I use Instacart to order things I can’t get from friends. I know a lot of people are having trouble placing orders with them, but I wake up every day and look for open delivery times until I finally get one. My roommate looks shocked when things arrive. How did I do that? I’m going to let him continue to believe that I’m some sort of wizard at this stuff.
I also have so much time to sit with my thoughts, which in the past I have actively avoided. I don’t need my brian being set free all willy-nilly, gnawing at me with sadness and anxiety. Instead, I have found myself sitting with thoughts about simple things, like different trees or plants. A fig before it becomes a fig is a beautiful flower. And then it gets to become a tool that nourishes.
And then there are the strangers. I go for walks through mostly empty streets, seeing the occasional other human. A wave to say, “I see you and I know you’re afraid.

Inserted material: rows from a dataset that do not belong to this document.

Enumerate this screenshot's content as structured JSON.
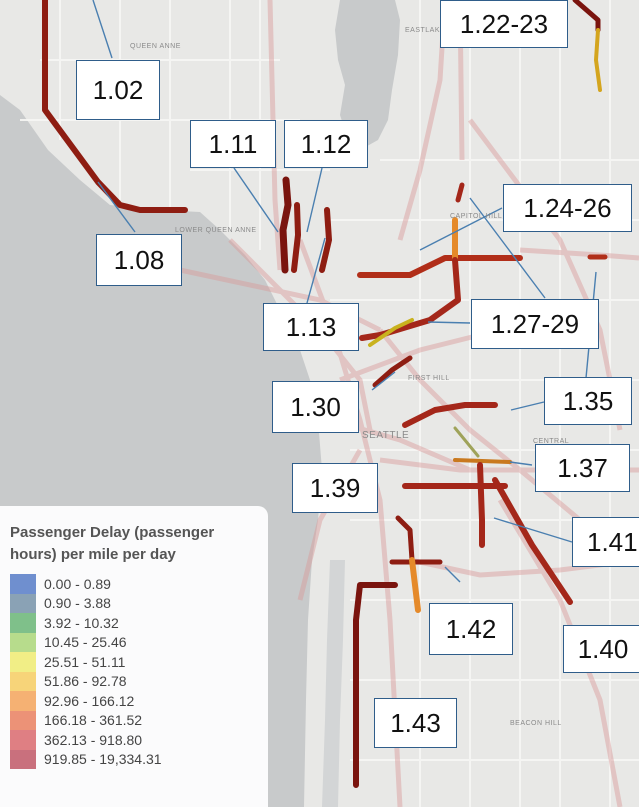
{
  "map": {
    "place_labels": {
      "queen_anne": "QUEEN ANNE",
      "eastlake": "EASTLAKE",
      "capitol_hill": "CAPITOL HILL",
      "first_hill": "FIRST HILL",
      "seattle": "SEATTLE",
      "central": "CENTRAL",
      "beacon_hill": "BEACON HILL",
      "lower_queen_anne": "LOWER QUEEN ANNE"
    }
  },
  "callouts": [
    {
      "id": "1.02",
      "label": "1.02"
    },
    {
      "id": "1.08",
      "label": "1.08"
    },
    {
      "id": "1.11",
      "label": "1.11"
    },
    {
      "id": "1.12",
      "label": "1.12"
    },
    {
      "id": "1.13",
      "label": "1.13"
    },
    {
      "id": "1.22-23",
      "label": "1.22-23"
    },
    {
      "id": "1.24-26",
      "label": "1.24-26"
    },
    {
      "id": "1.27-29",
      "label": "1.27-29"
    },
    {
      "id": "1.30",
      "label": "1.30"
    },
    {
      "id": "1.35",
      "label": "1.35"
    },
    {
      "id": "1.37",
      "label": "1.37"
    },
    {
      "id": "1.39",
      "label": "1.39"
    },
    {
      "id": "1.40",
      "label": "1.40"
    },
    {
      "id": "1.41",
      "label": "1.41"
    },
    {
      "id": "1.42",
      "label": "1.42"
    },
    {
      "id": "1.43",
      "label": "1.43"
    }
  ],
  "legend": {
    "title": "Passenger Delay (passenger hours) per mile per day",
    "items": [
      {
        "label": "0.00 - 0.89",
        "color": "#6f8fcf"
      },
      {
        "label": "0.90 - 3.88",
        "color": "#8aa2b5"
      },
      {
        "label": "3.92 - 10.32",
        "color": "#7fc08a"
      },
      {
        "label": "10.45 - 25.46",
        "color": "#b7dc8c"
      },
      {
        "label": "25.51 - 51.11",
        "color": "#f1ee86"
      },
      {
        "label": "51.86 - 92.78",
        "color": "#f7d479"
      },
      {
        "label": "92.96 - 166.12",
        "color": "#f5b173"
      },
      {
        "label": "166.18 - 361.52",
        "color": "#ec9277"
      },
      {
        "label": "362.13 - 918.80",
        "color": "#df7f83"
      },
      {
        "label": "919.85 - 19,334.31",
        "color": "#c9707d"
      }
    ]
  }
}
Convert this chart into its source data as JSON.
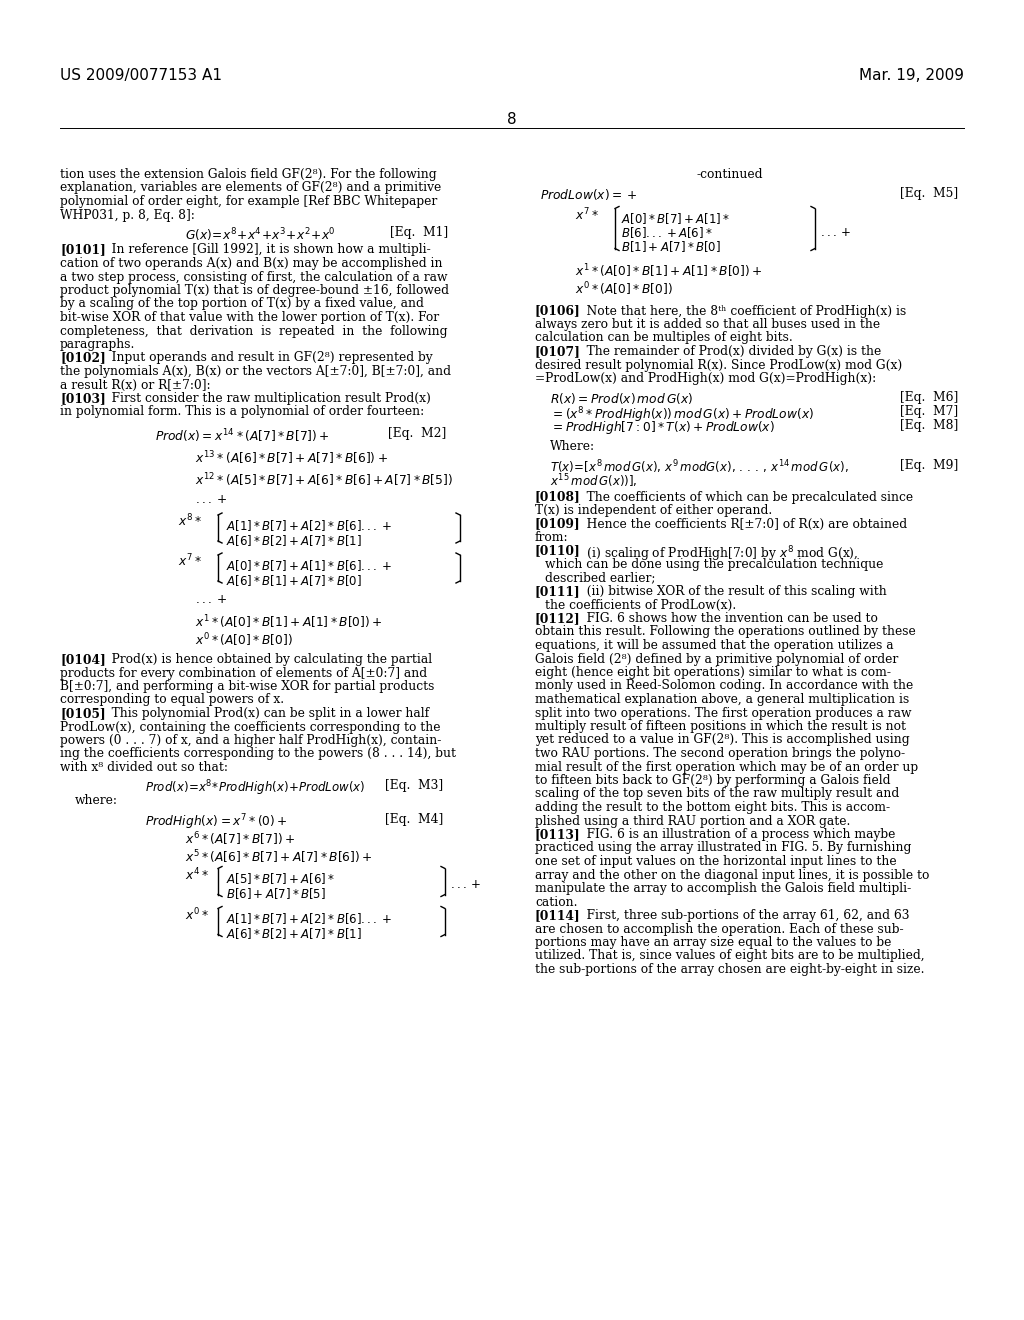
{
  "page_header_left": "US 2009/0077153 A1",
  "page_header_right": "Mar. 19, 2009",
  "page_number": "8",
  "background_color": "#ffffff"
}
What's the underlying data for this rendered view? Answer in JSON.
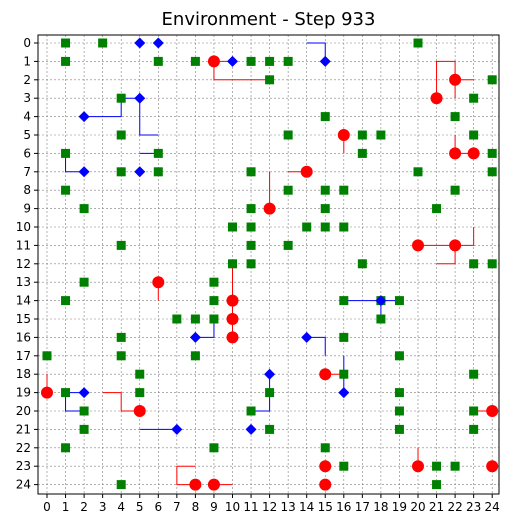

I am, too, but we’ll get through this.” In the event that we must leave the house and drive anywhere, I look at the other people sitting in their vehicles with their masks. A nod of acknowledgement and thankfulness that they have the respect to wear a mask.
I know that my experience has been much easier than it has been for others. I think of those who lost their jobs, those who have children at home, those who live alone, those who live together in small spaces, those who have no home at all. I anguish over their struggles and fear for what will come of this for them.
I also think that if what I am seeing immediately around me is any indication of what’s to come, we will work together in our communities to help those who are suffering once we come out the other side of this.
This time in my life will be retained in my bones forever. This will be the time I learned my own vast capabilities and was accepting and open about my limitations. And, yes, this will be the time I watched too much tv and drank too much wine. I think I’ll leave that part out of my memories.
I have watched my city handle itself beautifully through a crisis, both in the way the government is protecting us, and in the way we’re showing love for each other. I have never been more proud to be an Angelino.